Extract domain from URL in python [duplicate]
I have an url like:http://abc.hostname.com/somethings/anything/
I want to get:hostname.com
What module can I use to accomplish this?
I want to use the same module and method in python2.
Solution 1:
For parsing the domain of a URL in Python 3, you can use:
from urllib.parse import urlparse
domain = urlparse('http://www.example.test/foo/bar').netloc
print(domain) # --> www.example.test
However, for reliably parsing the top-level domain (example.test
in this example), you need to install a specialized library (e.g., tldextract).
Solution 2:
Instead of regex or hand-written solutions, you can use python's urlparse
from urllib.parse import urlparse
print(urlparse('http://abc.hostname.com/somethings/anything/'))
>> ParseResult(scheme='http', netloc='abc.hostname.com', path='/somethings/anything/', params='', query='', fragment='')

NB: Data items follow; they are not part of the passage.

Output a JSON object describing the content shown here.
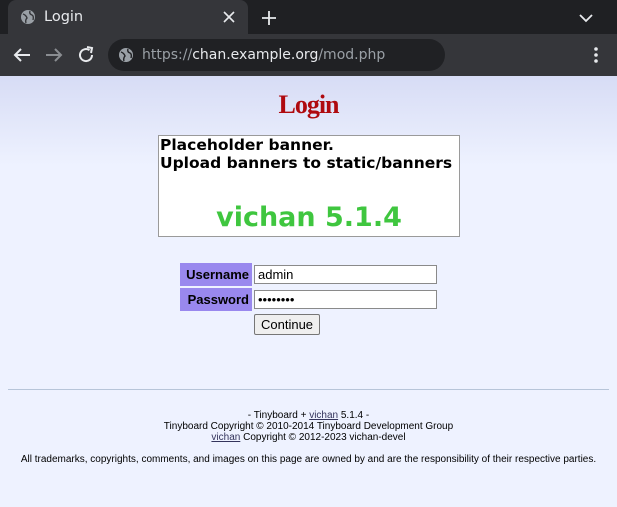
{
  "browser": {
    "tab_title": "Login",
    "url_scheme": "https://",
    "url_host": "chan.example.org",
    "url_path": "/mod.php",
    "colors": {
      "tabbar": "#1f2023",
      "toolbar": "#35363a",
      "omnibox": "#202124"
    }
  },
  "page": {
    "heading": "Login",
    "banner": {
      "line1": "Placeholder banner.",
      "line2": "Upload banners to static/banners",
      "version": "vichan 5.1.4"
    },
    "form": {
      "username_label": "Username",
      "username_value": "admin",
      "password_label": "Password",
      "password_value": "••••••••",
      "continue_label": "Continue"
    },
    "footer": {
      "line1_prefix": "- Tinyboard + ",
      "line1_link": "vichan",
      "line1_suffix": " 5.1.4 -",
      "line2": "Tinyboard Copyright © 2010-2014 Tinyboard Development Group",
      "line3_link": "vichan",
      "line3_suffix": " Copyright © 2012-2023 vichan-devel",
      "line4": "All trademarks, copyrights, comments, and images on this page are owned by and are the responsibility of their respective parties."
    },
    "colors": {
      "heading": "#af0a0f",
      "label_bg": "#9988ee",
      "version": "#3fc63f",
      "background": "#eef2ff"
    }
  }
}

print(urlparse('http://abc.hostname.com/somethings/anything/').netloc)
>> abc.hostname.com
To get without the subdomain
t = urlparse('http://abc.hostname.com/somethings/anything/').netloc
print ('.'.join(t.split('.')[-2:]))
>> hostname.com
Solution 3:
You can use tldextract.
Example code:
from tldextract import extract
tsd, td, tsu = extract("http://abc.hostname.com/somethings/anything/") # prints abc, hostname, com
url = td + '.' + tsu # will prints as hostname.com
print(url)